Zhang Jin dilahirkan jaman di Dinasti Ming (1368-1644). Ia menikah dengan Nona Liu dari sebuah keluarga kaya. Ibu Zhang Jin tukang perintah, judes dan punya sifat iri hati.Tiga menantu sebelumnya telah minggat karena mereka tidak tahan atas perlakuan buruk mertua perempuannya. Liu adalah menantu keempatnya. Setelah ia tinggal bersama keluarga Zhang, ibu mertuanya sangat menyukainya. Banyak orang terkejut.
Mereka bertanya kepada nona Liu mengapa ibu mertua menyukainya. Dia menjawab, "Itu hanya karena kepatuhan. Saya mematuhi semua petunjuknya dan saya tidak tergerak oleh pancingan kemarahan. Bahkan tugas lelakipun kerap saya lakukan. Setelah itu, saya mencari kesempatan lain untuk menjelaskan dengan tenang apakah itu benar atau salah. Dalam banyak hal, ibu mertua mau mendengarkan."
Nona Liu memperlakukan ibu mertuanya dengan maha sabar selama tiga tahun, dan dengan berbuat demikian, ibu mertuanya menjadi baik hati. Sejak saat itu, sang ibu tak pernah lagi menyakiti menantunya.
Dalam hubungan interpersonal, ada mentalitas bahwa jika anda memperlakukan saya dengan buruk, maka saya akan memperlakukan anda dengan buruk atau lebih buruk lagi. Akhirnya memperuncing perselisihan dengan membalas kebencian dengan kebencian dan menanggung sakit hati karena kekecewaan. Namun, ketika kita dihadapkan dengan konflik, apakah pihak lain benar atau salah, kita bisa menahan diri dan melangkah mundur. Selanjutnya kita bisa menjelaskan dengan tenang dan ramah. Menyampaikan pikiran dan kata-kata bajik, saya percaya bahkan orang yang paling angkuh akan berubah, membuat kejengkelan dan konflik terbesar akan mencair.
Mari kita tidak melupakan kekuatan luar biasa dari kebajikan dan kesabaran.
Karakter "Ren" 忍 (Sabar/Toleransi)
Karakter Tiongkok "Ren" 忍 adalah piktofonetik (karakter yang terbentuk dengan mengkombinasikan satu elemen yang mengindikasikan makna dan satu elemen suara)

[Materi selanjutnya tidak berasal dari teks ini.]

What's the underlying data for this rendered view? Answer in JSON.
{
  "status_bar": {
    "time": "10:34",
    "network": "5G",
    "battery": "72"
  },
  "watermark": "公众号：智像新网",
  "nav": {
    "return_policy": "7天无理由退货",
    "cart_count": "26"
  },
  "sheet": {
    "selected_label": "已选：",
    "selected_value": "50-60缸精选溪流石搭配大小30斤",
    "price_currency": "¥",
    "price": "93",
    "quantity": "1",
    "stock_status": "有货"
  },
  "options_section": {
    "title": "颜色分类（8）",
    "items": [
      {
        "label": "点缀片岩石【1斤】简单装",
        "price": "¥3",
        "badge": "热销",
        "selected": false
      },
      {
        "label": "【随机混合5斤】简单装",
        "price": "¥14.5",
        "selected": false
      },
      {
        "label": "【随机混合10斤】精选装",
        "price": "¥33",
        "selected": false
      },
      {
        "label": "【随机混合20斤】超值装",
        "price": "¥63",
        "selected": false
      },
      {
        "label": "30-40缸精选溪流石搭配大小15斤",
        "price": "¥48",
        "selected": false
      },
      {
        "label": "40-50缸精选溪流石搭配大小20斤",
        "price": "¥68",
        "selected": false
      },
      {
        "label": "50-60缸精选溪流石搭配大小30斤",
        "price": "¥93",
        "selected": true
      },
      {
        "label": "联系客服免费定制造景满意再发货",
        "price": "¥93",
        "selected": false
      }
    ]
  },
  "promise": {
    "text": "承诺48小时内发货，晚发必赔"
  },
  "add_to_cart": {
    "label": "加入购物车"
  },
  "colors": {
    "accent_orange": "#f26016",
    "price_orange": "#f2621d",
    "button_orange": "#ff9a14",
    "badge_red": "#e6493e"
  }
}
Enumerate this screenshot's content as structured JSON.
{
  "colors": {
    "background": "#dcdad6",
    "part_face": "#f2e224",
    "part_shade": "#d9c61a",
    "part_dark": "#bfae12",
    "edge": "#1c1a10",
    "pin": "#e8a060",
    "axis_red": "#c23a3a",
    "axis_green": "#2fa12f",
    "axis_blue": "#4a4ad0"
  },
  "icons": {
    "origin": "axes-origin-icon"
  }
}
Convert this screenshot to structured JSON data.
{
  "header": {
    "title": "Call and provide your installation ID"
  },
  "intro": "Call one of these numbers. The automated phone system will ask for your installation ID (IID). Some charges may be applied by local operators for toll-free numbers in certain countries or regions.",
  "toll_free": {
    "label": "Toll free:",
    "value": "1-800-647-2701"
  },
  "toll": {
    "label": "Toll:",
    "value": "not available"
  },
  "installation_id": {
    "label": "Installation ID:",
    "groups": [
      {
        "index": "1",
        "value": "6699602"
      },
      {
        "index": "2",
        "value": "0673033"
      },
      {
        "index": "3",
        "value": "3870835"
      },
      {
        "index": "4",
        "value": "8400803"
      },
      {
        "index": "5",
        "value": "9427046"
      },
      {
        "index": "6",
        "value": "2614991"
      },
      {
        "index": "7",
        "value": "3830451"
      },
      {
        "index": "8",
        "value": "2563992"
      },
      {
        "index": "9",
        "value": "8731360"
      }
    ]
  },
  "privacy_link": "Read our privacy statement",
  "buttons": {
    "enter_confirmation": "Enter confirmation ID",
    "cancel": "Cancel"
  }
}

Karakter "Ren" 忍 (kesabaran) terdiri dari unsur "xin" 心 (hati) yang mewakili makna, dan unsur "ren" 刃 (pisau) yang mewakili suara "Ren" yang artinya bertahan, menahan diri, dan menoleransi. Ini juga mengandung konotasi pengendalian diri dan kontrol emosi. Karakter "Ren" (kesabaran) dibentuk dengan menempatkan "pisau" di atas "hati," seolah-olah menyiratkan "Ren" (kesabaran) tidak mudah dicapai oleh orang biasa, tapi memerlukan kultivasi tingkat tinggi, disiplin, dan tekad.
Mengapa kita harus sabar? Apakah hasil positif dari sabar? Kita dapat membaca di Words of Admonition (penulis anonim) mengenai kesabaran: "Jika orang kaya dapat sabar, mereka akan mengabadikan leluhurnya, jika orang miskin dapat sabar, mereka akan mulia. Jika ayah dan anak dapat sabar, sang anak akan berbakti pada orangtuanya dan ayahnya dapat menjadi orangtua yang menyayangi anaknya. Jika saudara dapat sabar, mereka akan memperlakukan satu sama lain dengan kebenaran dan ketulusan. Jika teman dapat sabar, persahabatan mereka akan bertahan. Jika suami dan istri dapat sabar, hubungan mereka akan harmonis. Di tengah-tengah kesengsaraan, mereka yang dapat bersabar diejek dan ditertawakan oleh orang lain. Tapi, sekali seseorang telah dapat mengatasi penderitaan, orang-orang yang mencemooh dan mentertawai akan menjadi malu. "
Selama ribuan tahun kebudayaan Dewata, orang bijaksana berusaha keras mengajarkan orang untuk bersikap toleran dan pemaaf, terhadap penghinaan, dan bersabar merupakan tanggung jawab besar, sehingga menciptakan sebuah nilai yang berharga yaitu "budaya kesabaran."